[85]» Суй Бучжао вёл себя не так, как все, его «точка зрения» менялась неоднократно, за месяц он вступил в двадцать с лишним организаций и говорил, что «у каждой свой вкус, а я люблю что-нибудь новенькое». В каждой организации он заводил приятелей, и в результате никаким издевательствам не подвергся. Рассказывал приятелям о своих приключениях в море, объяснял, какой смысл несут строчки «В бурном море не обойтись без кормчего»[86], чтобы убедить народ. Разномастных организаций развелось хоть пруд пруди, но самыми мощными оказались «Корпус Цзинганшань» и «Непобедимый боевой отряд». Чжао Додо стал командиром последнего и устроил в подвале свой штаб.
Ситуация становилась всё более запутанной и напряжённой. Различные неподтверждённые слухи заставляли людей дрожать от страха. Одни говорили, что весь городок будут заново перестраивать в соответствии с «точкой зрения», некоторых — таких, как Ма Лаохо и обитателей усадьбы Суй, — возможно, «вышвырнут из дома». Другие утверждали, что это движение будет идти вглубь и вширь, что революционные бунтари установят диктатуру. Пронёсся слух, что в одной деревне недалеко от городка ночью происходят аресты. Те, кого увели, не возвращаются, а мы к своим «идущим по капиталистическому пути» относимся деликатно. А ведь «революция — это бунт», не «вышивание красивых картин»[87]! Слухи ходили самые разные, и некоторые понемногу подтверждались. Среди ночи стали пропадать люди, и, наконец, стали раздаваться призывы к борьбе с каппутистами. Но большинство пропавших вернулись, от них посыпались бесконечные жалобы, что их подвешивали и избивали, раздевали и методично хлестали ивовыми прутьями по этим самым частям. Их организации расклеили по улице дацзыбао с лозунгом «Притеснителям революционных масс не скрыться от наказания!» Если пропадала девица, она возвращалась обязательно с опухшим лицом, но хранила молчание и не рассказывала, что перенесла.
Призывы к борьбе с «идущими по капиталистическому пути» нарастали с каждым днём, на общих собраниях люди непрерывно выступали с обвинениями.

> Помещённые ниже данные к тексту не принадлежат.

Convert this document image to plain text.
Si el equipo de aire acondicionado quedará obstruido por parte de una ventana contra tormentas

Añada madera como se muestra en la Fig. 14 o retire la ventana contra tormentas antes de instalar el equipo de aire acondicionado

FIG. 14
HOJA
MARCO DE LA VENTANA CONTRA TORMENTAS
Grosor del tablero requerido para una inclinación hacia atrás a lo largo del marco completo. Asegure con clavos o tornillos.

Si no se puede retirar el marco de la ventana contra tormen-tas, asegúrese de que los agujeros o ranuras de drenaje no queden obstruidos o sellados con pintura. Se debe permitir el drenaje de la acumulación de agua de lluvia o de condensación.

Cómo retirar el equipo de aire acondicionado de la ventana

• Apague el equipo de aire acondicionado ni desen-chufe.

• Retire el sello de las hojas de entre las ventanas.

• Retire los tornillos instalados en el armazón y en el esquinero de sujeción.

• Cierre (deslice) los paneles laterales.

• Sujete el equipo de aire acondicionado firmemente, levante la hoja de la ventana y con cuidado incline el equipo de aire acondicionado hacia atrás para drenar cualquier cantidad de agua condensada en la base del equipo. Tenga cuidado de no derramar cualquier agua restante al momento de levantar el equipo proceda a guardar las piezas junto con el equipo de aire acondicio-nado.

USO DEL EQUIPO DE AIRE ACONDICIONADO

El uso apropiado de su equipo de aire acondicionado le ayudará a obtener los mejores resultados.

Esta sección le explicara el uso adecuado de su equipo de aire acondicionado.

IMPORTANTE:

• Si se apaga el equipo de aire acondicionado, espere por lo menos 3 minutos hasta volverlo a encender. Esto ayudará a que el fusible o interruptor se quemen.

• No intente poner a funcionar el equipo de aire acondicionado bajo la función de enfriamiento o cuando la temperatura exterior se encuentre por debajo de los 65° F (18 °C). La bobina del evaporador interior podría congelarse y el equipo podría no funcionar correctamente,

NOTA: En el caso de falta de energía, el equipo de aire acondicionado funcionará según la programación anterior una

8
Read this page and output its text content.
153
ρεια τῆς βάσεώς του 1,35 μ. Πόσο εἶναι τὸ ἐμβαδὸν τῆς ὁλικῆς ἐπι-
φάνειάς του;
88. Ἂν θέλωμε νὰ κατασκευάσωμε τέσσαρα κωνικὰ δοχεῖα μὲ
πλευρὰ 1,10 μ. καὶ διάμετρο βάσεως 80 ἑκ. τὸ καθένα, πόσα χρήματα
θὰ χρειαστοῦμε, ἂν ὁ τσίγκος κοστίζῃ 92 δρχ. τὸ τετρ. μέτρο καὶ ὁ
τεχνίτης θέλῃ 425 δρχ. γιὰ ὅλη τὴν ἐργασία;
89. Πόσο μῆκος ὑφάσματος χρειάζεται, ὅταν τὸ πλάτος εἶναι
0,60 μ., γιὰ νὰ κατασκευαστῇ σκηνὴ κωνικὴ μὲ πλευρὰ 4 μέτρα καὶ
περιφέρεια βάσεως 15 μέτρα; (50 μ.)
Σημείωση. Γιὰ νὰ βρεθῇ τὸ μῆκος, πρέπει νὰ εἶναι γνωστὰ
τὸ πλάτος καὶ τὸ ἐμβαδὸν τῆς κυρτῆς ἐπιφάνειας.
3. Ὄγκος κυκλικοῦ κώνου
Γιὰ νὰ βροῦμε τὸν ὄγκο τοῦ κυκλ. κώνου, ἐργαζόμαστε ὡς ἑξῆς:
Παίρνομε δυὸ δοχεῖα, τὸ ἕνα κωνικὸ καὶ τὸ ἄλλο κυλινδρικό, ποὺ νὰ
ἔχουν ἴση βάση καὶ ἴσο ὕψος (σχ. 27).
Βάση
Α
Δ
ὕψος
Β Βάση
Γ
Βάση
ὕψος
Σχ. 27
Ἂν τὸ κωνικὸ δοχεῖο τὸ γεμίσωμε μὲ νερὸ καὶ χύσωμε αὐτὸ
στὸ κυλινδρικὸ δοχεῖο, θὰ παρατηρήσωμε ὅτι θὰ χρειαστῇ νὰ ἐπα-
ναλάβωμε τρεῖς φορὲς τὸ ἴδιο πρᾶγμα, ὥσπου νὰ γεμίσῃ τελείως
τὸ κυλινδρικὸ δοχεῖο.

В этот период самое глубокое впечатление на жителей городка произвёл один румяный парнишка лет двадцати. С повязкой на рукаве, в армейской шапке он выступал долгих шесть часов. Он потратил целую уйму времени на разыскание материалов, чтобы привести примеры целого ряда злодеяний Чжоу Цзыфу и Чжао Вина. Когда он рассказывал о том, какое давление оказывалось на валичжэньцев, как мучительно они боролись из последних сил, из толпы слушателей летели лозунги, на глазах выступали слёзы. Немало людей вспомнили голод тех лет, вспоминали, как их топтали и издевались, и исполнились невыразимого гнева. «Бунт — дело правое! — раздавались крики. — Долой каппутистов, не желающих раскаиваться до гроба! Если враг не сдаётся, он будет уничтожен!» Когда призывы смолкли, парень продолжил выступление: «Я не боюсь быть изрезанным на куски, стащив императора с коня. Революционные боевые друзья, с радостью прольём кровь, чтобы весь мир стал красным! Боевые друзья, давайте объединимся — и в бой! В бой!» — и со слезами на глазах выбросил вверх кулак. Под сценой немало заплаканных девиц широко открытыми глазами долго смотрели на этого румяного парня.

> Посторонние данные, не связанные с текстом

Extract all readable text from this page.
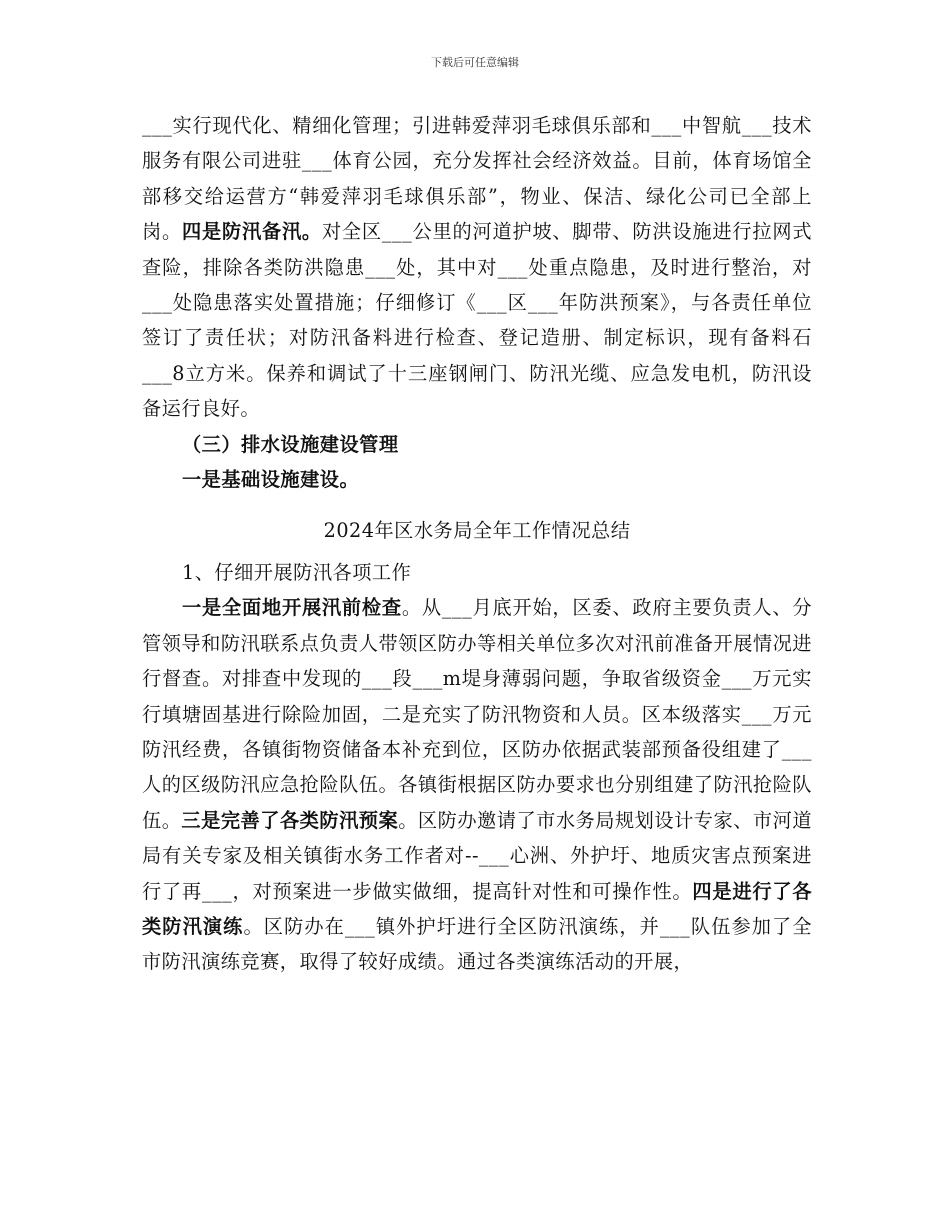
下载后可任意编辑

___实行现代化、精细化管理；引进韩爱萍羽毛球俱乐部和___中智航___技术服务有限公司进驻___体育公园，充分发挥社会经济效益。目前，体育场馆全部移交给运营方“韩爱萍羽毛球俱乐部”，物业、保洁、绿化公司已全部上岗。四是防汛备汛。对全区___公里的河道护坡、脚带、防洪设施进行拉网式查险，排除各类防洪隐患___处，其中对___处重点隐患，及时进行整治，对___处隐患落实处置措施；仔细修订《___区___年防洪预案》，与各责任单位签订了责任状；对防汛备料进行检查、登记造册、制定标识，现有备料石___8立方米。保养和调试了十三座钢闸门、防汛光缆、应急发电机，防汛设备运行良好。

（三）排水设施建设管理

一是基础设施建设。

2024年区水务局全年工作情况总结

1、仔细开展防汛各项工作

一是全面地开展汛前检查。从___月底开始，区委、政府主要负责人、分管领导和防汛联系点负责人带领区防办等相关单位多次对汛前准备开展情况进行督查。对排查中发现的___段___m堤身薄弱问题，争取省级资金___万元实行填塘固基进行除险加固，二是充实了防汛物资和人员。区本级落实___万元防汛经费，各镇街物资储备本补充到位，区防办依据武装部预备役组建了___人的区级防汛应急抢险队伍。各镇街根据区防办要求也分别组建了防汛抢险队伍。三是完善了各类防汛预案。区防办邀请了市水务局规划设计专家、市河道局有关专家及相关镇街水务工作者对--___心洲、外护圩、地质灾害点预案进行了再___，对预案进一步做实做细，提高针对性和可操作性。四是进行了各类防汛演练。区防办在___镇外护圩进行全区防汛演练，并___队伍参加了全市防汛演练竞赛，取得了较好成绩。通过各类演练活动的开展，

На другой день после его выступления несколько боевых отрядов ворвались в помещение горкома, чтобы схватить Чжоу Цзыфу. Прослышав об этом, Чжоу Цзыфу сбежал, но два дня спустя его схватили. Другие вознамерились арестовать Четвёртого Барина Чжао Бина, но перед его воротами их остановил «Непобедимый боевой отряд». Чжао Додо, руки на поясе, крикнул: «А ну, кто попробует сделать ещё полшага? Я того враз и прикончу! Мать вашу, Четвёртый Барин всю жизнь боролся с контрреволюционной линией Чжоу Цзыфу, если бы не он, кто не подвергся бы ещё раз преследованиям и новым страданиям? Нет у того совести, кто забыл об этом, и я прокляну его предков!» — С этими словами он положил правую руку на кожаные ножны своего тесака. Народ пошушукался и разошёлся. С того времени Чжао Додо каждый день выставлял пост у дома Четвёртого Барина.

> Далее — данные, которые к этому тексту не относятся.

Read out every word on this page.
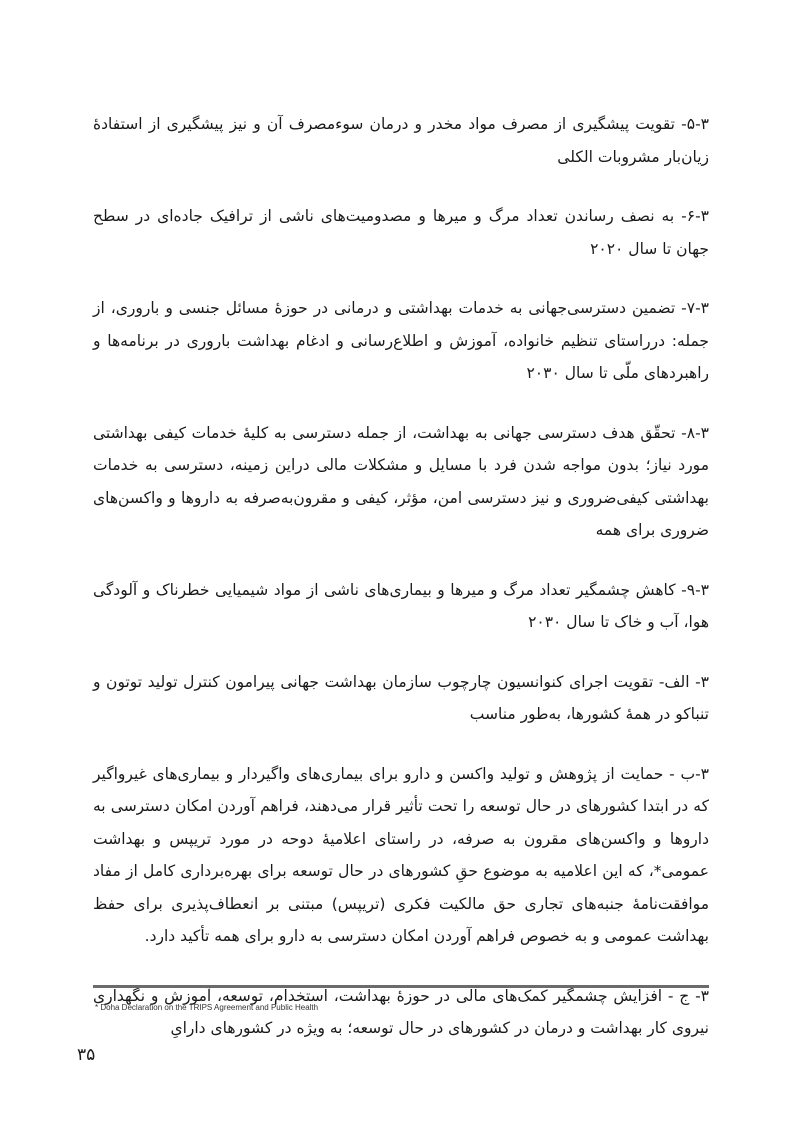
۵-۳- تقویت پیشگیری از مصرف مواد مخدر و درمان سوءمصرف آن و نیز پیشگیری از استفادهٔ زیان‌بار مشروبات الکلی

۶-۳- به نصف رساندن تعداد مرگ و میرها و مصدومیت‌های ناشی از ترافیک جاده‌ای در سطح جهان تا سال ۲۰۲۰

۷-۳- تضمین دسترسی‌جهانی به خدمات بهداشتی و درمانی در حوزهٔ مسائل جنسی و باروری، از جمله: درراستای تنظیم خانواده، آموزش و اطلاع‌رسانی و ادغام بهداشت باروری در برنامه‌ها و راهبردهای ملّی تا سال ۲۰۳۰

۸-۳- تحقّق هدف دسترسی جهانی به بهداشت، از جمله دسترسی به کلیهٔ خدمات کیفی بهداشتی مورد نیاز؛ بدون مواجه شدن فرد با مسایل و مشکلات مالی دراین زمینه، دسترسی به خدمات بهداشتی کیفی‌ضروری و نیز دسترسی امن، مؤثر، کیفی و مقرون‌به‌صرفه به داروها و واکسن‌های ضروری برای همه

۹-۳- کاهش چشمگیر تعداد مرگ و میرها و بیماری‌های ناشی از مواد شیمیایی خطرناک و آلودگی هوا، آب و خاک تا سال ۲۰۳۰

۳- الف- تقویت اجرای کنوانسیون چارچوب سازمان بهداشت جهانی پیرامون کنترل تولید توتون و تنباکو در همهٔ کشورها، به‌طور مناسب

۳-ب - حمایت از پژوهش و تولید واکسن و دارو برای بیماری‌های واگیردار و بیماری‌های غیرواگیر که در ابتدا کشورهای در حال توسعه را تحت تأثیر قرار می‌دهند، فراهم آوردن امکان دسترسی به داروها و واکسن‌های مقرون به صرفه، در راستای اعلامیهٔ دوحه در مورد تریپس و بهداشت عمومی*، که این اعلامیه به موضوع حقِ کشورهای در حال توسعه برای بهره‌برداری کامل از مفاد موافقت‌نامهٔ جنبه‌های تجاری حق مالکیت فکری (تریپس) مبتنی بر انعطاف‌پذیری برای حفظ بهداشت عمومی و به خصوص فراهم آوردن امکان دسترسی به دارو برای همه تأکید دارد.

۳- ج - افزایش چشمگیر کمک‌های مالی در حوزهٔ بهداشت، استخدام، توسعه، آموزش و نگهداری نیروی کار بهداشت و درمان در کشورهای در حال توسعه؛ به ویژه در کشورهای دارایِ

* Doha Declaration on the TRIPS Agreement and Public Health
۳۵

Чжоу Цзыфу повесили на грудь бумажную табличку, вытащили на помост, несколько раз подвергли критике, а потом стали водить по улицам. Поглазеть на процессию вывалили почти все горожане. За Чжоу Цзыфу вышагивали хунвейбины с винтовками за спиной. Один за другим раздавались лозунги, Чжоу Цзыфу на ходу признавал свою вину, но расслышать, что он говорит, было невозможно. Через пару дней интерес к этим процессиям угас. Кто-то раздобыл в театральной труппе художественной самодеятельности старинный костюм, его напялили на Чжоу Цзыфу и разукрасили ему лицо гримом. После этого интерес толпы значительно возрос. А когда интерес опять стал падать, один человек выдвинул потрясающую идею: по его словам, Чжоу Цзыфу — большой мастер побахвалиться и пустить пыль в глаза[88]. А раз из-за его бахвальства городок могли постичь большие бедствия, почему бы не вырезать у коровы это дело и не привязать ему ко рту! Толпа разразилась хохотом, поднялись руки в знак одобрения. Кто-то тут же побежал реализовать задуманное и вернулся, держа этот орган высоко над головой: «Принёс! Вот!» Пара человек вцепилась в волосы Чжоу Цзыфу, другие привязали половой орган ко рту. Под грохот гонгов процессия началась сызнова. Чжоу Цзыфу шёл, пошатываясь и обливаясь слезами. Грудь его намокла от стекавшей смеси крови и слюны. Толпа следовала за ним, громко хохоча и выкрикивая лозунги. Так процессия прошла по всем улицам и проулкам. Чжоу Цзыфу позволили снять эту штуковину лишь на время еды. У некоторых хунвейбинов в возрасте после всех этих шествий день-деньской всё тело ныло. Массируя друг другу спину кулаками, двое из них рассуждали: «Жаль животинку, хорошая была корова, телёночка в прошлом году принесла».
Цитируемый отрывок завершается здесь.